The Standing Rock Sioux Tribe of North Dakota, which rose to international prominence last year for its opposition to the Dakota Access Pipeline that now transports Bakken crude oil under Lake Oahe near its reservation, on Thursday was announced as the winner of the inaugural Henry A. Wallace Award, named for the Iowa native and famed progressive politician.
The award was created by the Wallace Global Fund, a Washington DC-based nonprofit focused on tackling global problems that include ecological destruction and undue corporate influence on governments. The organization will gift the the Standing Rock Sioux a $250,000 prize and a separate investment of as much as $1 million to support its efforts toward fossil fuel independence.

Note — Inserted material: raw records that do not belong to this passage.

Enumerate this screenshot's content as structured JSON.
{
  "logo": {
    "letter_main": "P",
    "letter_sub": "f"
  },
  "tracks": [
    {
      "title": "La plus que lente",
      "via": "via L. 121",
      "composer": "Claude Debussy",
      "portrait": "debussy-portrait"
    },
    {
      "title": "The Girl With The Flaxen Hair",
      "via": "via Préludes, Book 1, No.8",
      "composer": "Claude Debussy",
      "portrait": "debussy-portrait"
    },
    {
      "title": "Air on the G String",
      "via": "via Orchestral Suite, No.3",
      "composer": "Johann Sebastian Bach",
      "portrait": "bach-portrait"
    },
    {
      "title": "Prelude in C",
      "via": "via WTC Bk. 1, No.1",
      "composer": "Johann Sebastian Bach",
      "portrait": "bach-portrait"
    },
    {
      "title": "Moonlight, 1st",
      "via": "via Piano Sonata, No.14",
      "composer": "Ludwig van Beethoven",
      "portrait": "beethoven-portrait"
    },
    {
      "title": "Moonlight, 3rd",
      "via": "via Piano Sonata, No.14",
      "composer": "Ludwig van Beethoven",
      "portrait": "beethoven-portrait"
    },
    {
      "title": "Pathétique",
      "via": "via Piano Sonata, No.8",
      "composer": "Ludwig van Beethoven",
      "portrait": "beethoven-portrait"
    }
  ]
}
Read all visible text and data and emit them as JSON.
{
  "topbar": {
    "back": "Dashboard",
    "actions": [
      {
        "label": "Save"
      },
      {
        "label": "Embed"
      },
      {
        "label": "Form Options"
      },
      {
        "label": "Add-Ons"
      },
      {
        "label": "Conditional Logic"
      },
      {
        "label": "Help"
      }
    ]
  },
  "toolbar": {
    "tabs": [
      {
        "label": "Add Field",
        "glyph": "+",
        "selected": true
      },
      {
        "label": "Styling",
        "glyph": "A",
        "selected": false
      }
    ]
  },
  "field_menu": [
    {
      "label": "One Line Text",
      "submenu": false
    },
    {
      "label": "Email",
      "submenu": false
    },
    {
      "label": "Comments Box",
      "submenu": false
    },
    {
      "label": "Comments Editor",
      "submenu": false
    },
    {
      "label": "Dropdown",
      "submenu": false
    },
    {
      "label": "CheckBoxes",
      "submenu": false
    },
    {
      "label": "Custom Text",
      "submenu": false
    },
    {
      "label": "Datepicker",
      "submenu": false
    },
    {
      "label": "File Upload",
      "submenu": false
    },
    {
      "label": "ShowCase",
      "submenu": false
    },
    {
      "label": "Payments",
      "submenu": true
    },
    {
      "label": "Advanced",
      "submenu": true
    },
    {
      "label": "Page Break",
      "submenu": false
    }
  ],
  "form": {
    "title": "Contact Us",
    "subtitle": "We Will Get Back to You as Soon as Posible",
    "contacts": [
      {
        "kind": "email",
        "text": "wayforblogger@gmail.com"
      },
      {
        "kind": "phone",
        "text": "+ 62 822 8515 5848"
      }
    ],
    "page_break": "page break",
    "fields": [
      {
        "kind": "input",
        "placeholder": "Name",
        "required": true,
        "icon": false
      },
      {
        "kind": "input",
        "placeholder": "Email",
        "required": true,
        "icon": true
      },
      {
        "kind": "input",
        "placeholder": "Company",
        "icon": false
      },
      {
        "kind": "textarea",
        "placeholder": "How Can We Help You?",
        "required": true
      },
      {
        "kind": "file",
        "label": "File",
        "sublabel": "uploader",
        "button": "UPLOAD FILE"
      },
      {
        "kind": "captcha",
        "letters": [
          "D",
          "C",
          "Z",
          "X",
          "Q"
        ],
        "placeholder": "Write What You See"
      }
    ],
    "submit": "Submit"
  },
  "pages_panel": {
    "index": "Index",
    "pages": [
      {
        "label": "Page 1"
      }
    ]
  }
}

“This is not over. We continue to fight the pipeline in court and await a decision that adequately reflects the rule of law established in this country — one so often flouted by this administration,” said Tribal Chairman David Archambault II in a press release announcing the award, referring to the Trump administration. “However, we will never stop fighting for our planet and future generations; this resiliency is part of who we are as a tribe. We are grateful and honored to accept the inaugural Henry A. Wallace Award and a grant from the Wallace Global Fund that will help us continue our resistance against the pipeline and transition to clean energy technologies like wind and solar.”

Archambault accepted the award on behalf of the tribe at a ceremony Thursday in New York.
“We hold the Standing Rock community in high regard for their care for human and ecological well-being,” said Scott Fitzmorris, the fund’s co-chair and Wallace’s great-grandson, in a statement. “By resisting the dysfunctional narrative imposed by the fossil-fuel industry, Standing Rock has demonstrated what it looks like to prioritize well-being over profit for the few.”
Wallace was born in 1888 in Orient, a town in southwest Iowa. As a child, he was introduced to plant breeding by George Washington Carver, who was a graduate student of Wallace’s father at what was then known as Iowa State College — as the college’s only black student, he lived with the Wallace family because campus housing was segregated. In 1910, Wallace graduated from the college with a degree in animal husbandry. He founded the Hi-Bred Corn Co., which is now part of DuPont Pioneer, in 1926, and later went on to serve under President Franklin Delano Roosevelt as his 11th secretary of agriculture, 33rd vice president, and finally 10th secretary of commerce. Wallace eventually left the Democratic Party, launching an unsuccessful bid for president in 1948 on the Progressive Party ticket.